La petite ville de Manpho était bondée de réfugiés
venus de partout. Dal sou avait réussi à y faire
venir sa famille qui partageait une salle d'école avec
d'autres familles. Kim Il Sung et de hauts responsables du Parti
occupaient eux aussi, avec leurs familles, la meilleure école
de Manpho. Le Quartier général était installé
dans une grotte située derrière l'école.
Park Dal Sou s'y rendit ce soir là à une réunion
en compagnie de son protecteur, Choi Hyun. Le commandant en
chef Kim Il Sung commença par jeter un regard sur les
participants. La guerre tournait mal pour lui, il était
sur le point de s'enfuir au delà du Yalu. Il se racla
la gorge avant de prendre la parole.
- Le moment est venu, camarades, de prendre une décision
qui engage notre avenir. Nous n'allons pas nous laisser abattre
Camarade Park Hunyoung, nous vous écoutons.
Park Hunyoung était un homme de petite taille, il était
le chef du réseau clandestin du Parti qui s'activait
au Sud. Il savait que le Parti le rendait responsable de la
situation désastreuse de la guerre. Il était furieux,
sans pouvoir le manifester car il craignait les réactions
du jeune chef, Kim Il Sung, qu'il savait capable de tout. Doyen
du Parti, Park Hunyoung était un homme rusé. Il
était respecté de la plupart des membres du Comité
central pour son intelligence et Kim Il Sung s'abstenait de
le traiter durement.
- Grâce aux efforts de nos camarades les généraux
Choi Yong Gun et Kim Chaik qui tiennent le front et, compte
tenu de la prochaine intervention de l'armée chinoise,
la guerre prendra bientôt tournure en notre faveur. Il
est donc préférable de rester ici quelques jours
et de voir venir. Ce n'est pas le moment de se retirer plus
loin, dit Park Hunyoung, avec son accent de Séoul qui
agaçait tout le monde. Puis il remit ses lunettes.
- Lorsque nos soldats ont poussé le front jusqu'aux abords
de Taegu et Pusan, pourquoi les partisans qui étaient
censés lutter dans les montagnes de Jiri et de Halla
ne leur ont-ils pas apporté leur aide ? Avez-vous des
explications ? lui demanda Kim Il Sung sans le regarder.
- Des commandos sud-coréens les ont anéantis.
- Je vous l'avais dit ! Vous vous souvenez de ce que je vous
ai dit à ce propos, n'est-ce pas ? Ce n'était
pas une bonne idée de regrouper les partisans dans des
montagnes déboisées où on ne peut se dissimuler.
C'est pour cette raison que je vous avais recommandé
de les garder dispersés et d'attendre le bon moment.
Mais vous avez organisé vos forces à l'insu de
nos directives.

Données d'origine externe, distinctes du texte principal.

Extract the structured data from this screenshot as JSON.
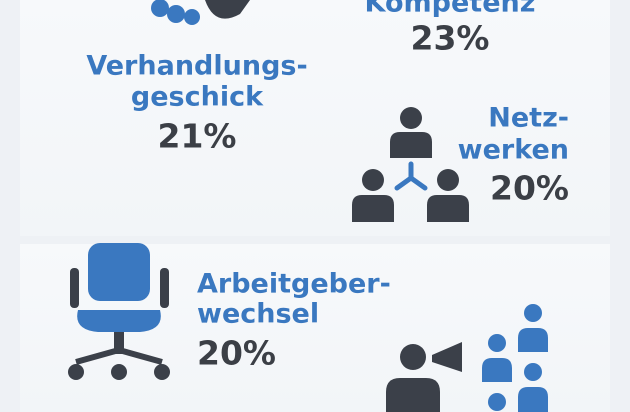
{
  "items": [
    {
      "label": [
        "Kompetenz"
      ],
      "value": "23%"
    },
    {
      "label": [
        "Verhandlungs-",
        "geschick"
      ],
      "value": "21%"
    },
    {
      "label": [
        "Netz-",
        "werken"
      ],
      "value": "20%"
    },
    {
      "label": [
        "Arbeitgeber-",
        "wechsel"
      ],
      "value": "20%"
    }
  ]
}
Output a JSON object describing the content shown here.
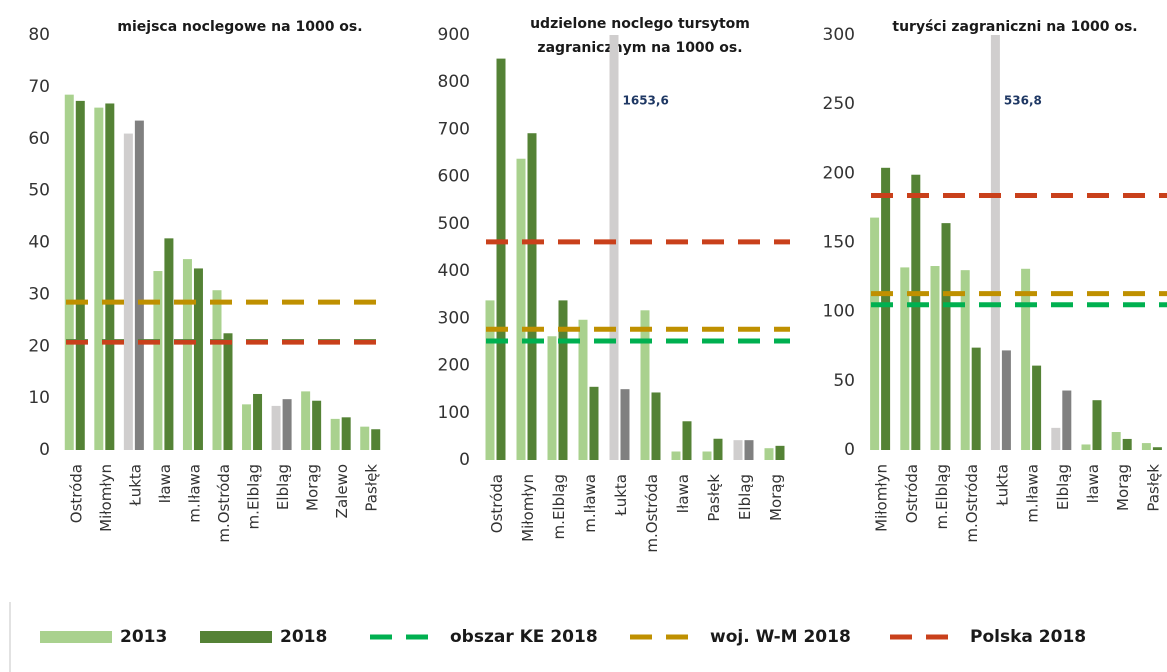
{
  "chart_data": [
    {
      "type": "bar",
      "title": [
        "miejsca noclegowe na 1000 os."
      ],
      "categories": [
        "Ostróda",
        "Miłomłyn",
        "Łukta",
        "Iława",
        "m.Iława",
        "m.Ostróda",
        "m.Elbląg",
        "Elbląg",
        "Morąg",
        "Zalewo",
        "Pasłęk"
      ],
      "series": [
        {
          "name": "2013",
          "color": "#a9d18e",
          "values": [
            68.5,
            66,
            61,
            34.5,
            36.8,
            30.8,
            8.8,
            8.5,
            11.3,
            6,
            4.5
          ],
          "colors": [
            "#a9d18e",
            "#a9d18e",
            "#d0cece",
            "#a9d18e",
            "#a9d18e",
            "#a9d18e",
            "#a9d18e",
            "#d0cece",
            "#a9d18e",
            "#a9d18e",
            "#a9d18e"
          ]
        },
        {
          "name": "2018",
          "color": "#548235",
          "values": [
            67.3,
            66.8,
            63.5,
            40.8,
            35,
            22.5,
            10.8,
            9.8,
            9.5,
            6.3,
            4
          ],
          "colors": [
            "#548235",
            "#548235",
            "#808080",
            "#548235",
            "#548235",
            "#548235",
            "#548235",
            "#808080",
            "#548235",
            "#548235",
            "#548235"
          ]
        }
      ],
      "reference_lines": [
        {
          "name": "obszar KE 2018",
          "color": "#00b050",
          "value": 20.9
        },
        {
          "name": "woj. W-M 2018",
          "color": "#bf9000",
          "value": 28.5
        },
        {
          "name": "Polska 2018",
          "color": "#c9401b",
          "value": 20.8
        }
      ],
      "ylim": [
        0,
        80
      ],
      "yticks": [
        0,
        10,
        20,
        30,
        40,
        50,
        60,
        70,
        80
      ]
    },
    {
      "type": "bar",
      "title": [
        "udzielone noclego tursytom",
        "zagranicznym na 1000 os."
      ],
      "categories": [
        "Ostróda",
        "Miłomłyn",
        "m.Elbląg",
        "m.Iława",
        "Łukta",
        "m.Ostróda",
        "Iława",
        "Pasłęk",
        "Elbląg",
        "Morąg"
      ],
      "series": [
        {
          "name": "2013",
          "color": "#a9d18e",
          "values": [
            338,
            638,
            262,
            297,
            1653.6,
            317,
            18,
            18,
            42,
            25
          ],
          "value_labels": [
            null,
            null,
            null,
            null,
            "1653,6",
            null,
            null,
            null,
            null,
            null
          ],
          "colors": [
            "#a9d18e",
            "#a9d18e",
            "#a9d18e",
            "#a9d18e",
            "#d0cece",
            "#a9d18e",
            "#a9d18e",
            "#a9d18e",
            "#d0cece",
            "#a9d18e"
          ]
        },
        {
          "name": "2018",
          "color": "#548235",
          "values": [
            850,
            692,
            338,
            155,
            150,
            143,
            82,
            45,
            42,
            30
          ],
          "colors": [
            "#548235",
            "#548235",
            "#548235",
            "#548235",
            "#808080",
            "#548235",
            "#548235",
            "#548235",
            "#808080",
            "#548235"
          ]
        }
      ],
      "reference_lines": [
        {
          "name": "obszar KE 2018",
          "color": "#00b050",
          "value": 252
        },
        {
          "name": "woj. W-M 2018",
          "color": "#bf9000",
          "value": 277
        },
        {
          "name": "Polska 2018",
          "color": "#c9401b",
          "value": 462
        }
      ],
      "ylim": [
        0,
        900
      ],
      "yticks": [
        0,
        100,
        200,
        300,
        400,
        500,
        600,
        700,
        800,
        900
      ]
    },
    {
      "type": "bar",
      "title": [
        "turyści zagraniczni na 1000 os."
      ],
      "categories": [
        "Miłomłyn",
        "Ostróda",
        "m.Elbląg",
        "m.Ostróda",
        "Łukta",
        "m.Iława",
        "Elbląg",
        "Iława",
        "Morąg",
        "Pasłęk"
      ],
      "series": [
        {
          "name": "2013",
          "color": "#a9d18e",
          "values": [
            168,
            132,
            133,
            130,
            536.8,
            131,
            16,
            4,
            13,
            5
          ],
          "value_labels": [
            null,
            null,
            null,
            null,
            "536,8",
            null,
            null,
            null,
            null,
            null
          ],
          "colors": [
            "#a9d18e",
            "#a9d18e",
            "#a9d18e",
            "#a9d18e",
            "#d0cece",
            "#a9d18e",
            "#d0cece",
            "#a9d18e",
            "#a9d18e",
            "#a9d18e"
          ]
        },
        {
          "name": "2018",
          "color": "#548235",
          "values": [
            204,
            199,
            164,
            74,
            72,
            61,
            43,
            36,
            8,
            2
          ],
          "colors": [
            "#548235",
            "#548235",
            "#548235",
            "#548235",
            "#808080",
            "#548235",
            "#808080",
            "#548235",
            "#548235",
            "#548235"
          ]
        }
      ],
      "reference_lines": [
        {
          "name": "obszar KE 2018",
          "color": "#00b050",
          "value": 105
        },
        {
          "name": "woj. W-M 2018",
          "color": "#bf9000",
          "value": 113
        },
        {
          "name": "Polska 2018",
          "color": "#c9401b",
          "value": 184
        }
      ],
      "ylim": [
        0,
        300
      ],
      "yticks": [
        0,
        50,
        100,
        150,
        200,
        250,
        300
      ]
    }
  ]
}
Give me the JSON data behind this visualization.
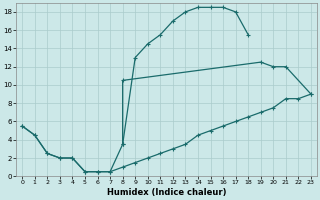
{
  "xlabel": "Humidex (Indice chaleur)",
  "xlim": [
    -0.5,
    23.5
  ],
  "ylim": [
    0,
    19
  ],
  "xticks": [
    0,
    1,
    2,
    3,
    4,
    5,
    6,
    7,
    8,
    9,
    10,
    11,
    12,
    13,
    14,
    15,
    16,
    17,
    18,
    19,
    20,
    21,
    22,
    23
  ],
  "yticks": [
    0,
    2,
    4,
    6,
    8,
    10,
    12,
    14,
    16,
    18
  ],
  "bg_color": "#cce8e8",
  "grid_color": "#aacccc",
  "line_color": "#1a6b6b",
  "curve1_x": [
    0,
    1,
    2,
    3,
    4,
    5,
    6,
    7,
    8,
    9,
    10,
    11,
    12,
    13,
    14,
    15,
    16,
    17,
    18
  ],
  "curve1_y": [
    5.5,
    4.5,
    2.5,
    2.0,
    2.0,
    0.5,
    0.5,
    0.5,
    3.5,
    13.0,
    14.5,
    15.5,
    17.0,
    18.0,
    18.5,
    18.5,
    18.5,
    18.0,
    15.5
  ],
  "curve2_x": [
    8,
    8,
    19,
    20,
    21,
    23
  ],
  "curve2_y": [
    3.5,
    10.5,
    12.5,
    12.0,
    12.0,
    9.0
  ],
  "curve3_x": [
    0,
    1,
    2,
    3,
    4,
    5,
    6,
    7,
    8,
    9,
    10,
    11,
    12,
    13,
    14,
    15,
    16,
    17,
    18,
    19,
    20,
    21,
    22,
    23
  ],
  "curve3_y": [
    5.5,
    4.5,
    2.5,
    2.0,
    2.0,
    0.5,
    0.5,
    0.5,
    1.0,
    1.5,
    2.0,
    2.5,
    3.0,
    3.5,
    4.5,
    5.0,
    5.5,
    6.0,
    6.5,
    7.0,
    7.5,
    8.5,
    8.5,
    9.0
  ]
}
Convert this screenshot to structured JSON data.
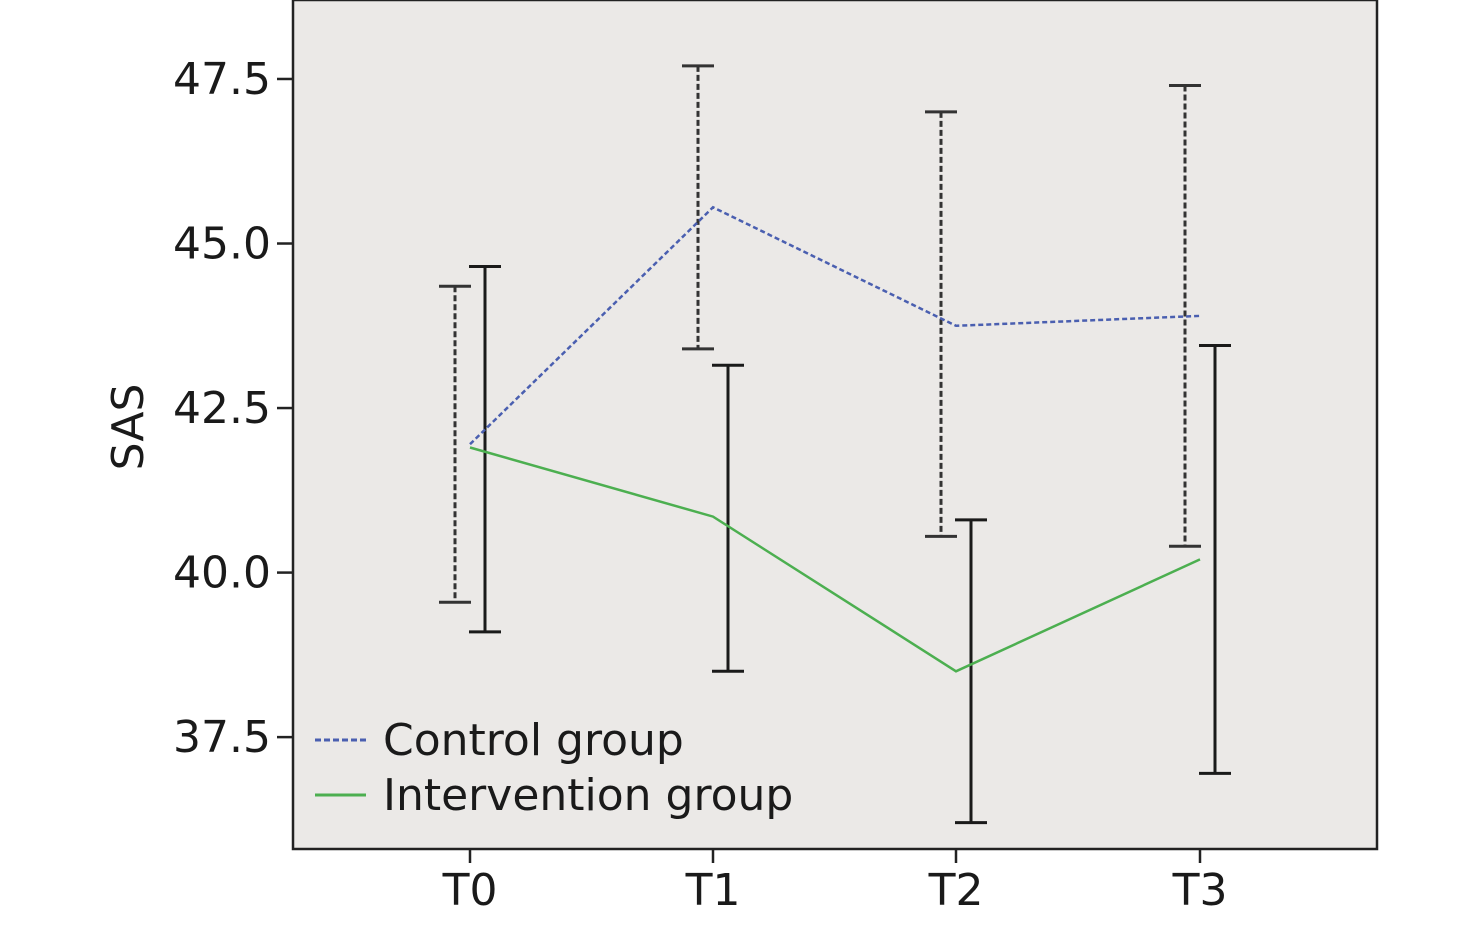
{
  "chart_data": {
    "type": "line",
    "categories": [
      "T0",
      "T1",
      "T2",
      "T3"
    ],
    "ylabel": "SAS",
    "xlabel": "",
    "ylim": [
      35.8,
      48.7
    ],
    "yticks": [
      37.5,
      40.0,
      42.5,
      45.0,
      47.5
    ],
    "ytick_labels": [
      "37.5",
      "40.0",
      "42.5",
      "45.0",
      "47.5"
    ],
    "grid": false,
    "legend_position": "bottom-left",
    "background_color": "#ebe9e7",
    "series": [
      {
        "name": "Control group",
        "color": "#4a5fb0",
        "line_style": "dashed",
        "values": [
          41.95,
          45.55,
          43.75,
          43.9
        ],
        "error_low": [
          39.55,
          43.4,
          40.55,
          40.4
        ],
        "error_high": [
          44.35,
          47.7,
          47.0,
          47.4
        ],
        "error_style": "dashed"
      },
      {
        "name": "Intervention group",
        "color": "#4caf50",
        "line_style": "solid",
        "values": [
          41.9,
          40.85,
          38.5,
          40.2
        ],
        "error_low": [
          39.1,
          38.5,
          36.2,
          36.95
        ],
        "error_high": [
          44.65,
          43.15,
          40.8,
          43.45
        ],
        "error_style": "solid"
      }
    ]
  }
}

Certains disent que ce n'était pas pour
défendre notre république mais pour servir votre
ambition. S'il en est ainsi, n'est-ce pas une trahison ? s'écria
Kim Il Sung.
Choi Hyun se leva brusquement et fit le geste de sortir son
revolver. Mais en vain, puisque personne, sauf Kim Il Sung,
n'était autorisé à participer aux réunions
muni de son arme. S'adressant à Park Hunyoung il déclara
alors :
- Vous ne méritez pas plus de trois balles dans la peau,
vous tous qui parlez de patriotisme sans oser vous montrer sur
le front !
- Qui ose prétendre que l'un d'entre nous pourrait ne
pas être patriote ? Est-ce la retraite qui sème
le trouble ? Sommes-nous au bord de la défaite ? Nos
ennemis sont à présent au Nord, alors qu'il y
a peu ils étaient sur le point de se rendre. Rien ne
nous empêche de faire comme eux, nous les vaincrons à
nouveau ! Nous sommes vaincus aujourd'hui, nous serons vainqueurs
demain ! Choi Hyun, je crois que pour ta propre tranquillité,
tu devrais t'excuser auprès du camarade Park ! déclara
en réponse l'un des membres de la réunion.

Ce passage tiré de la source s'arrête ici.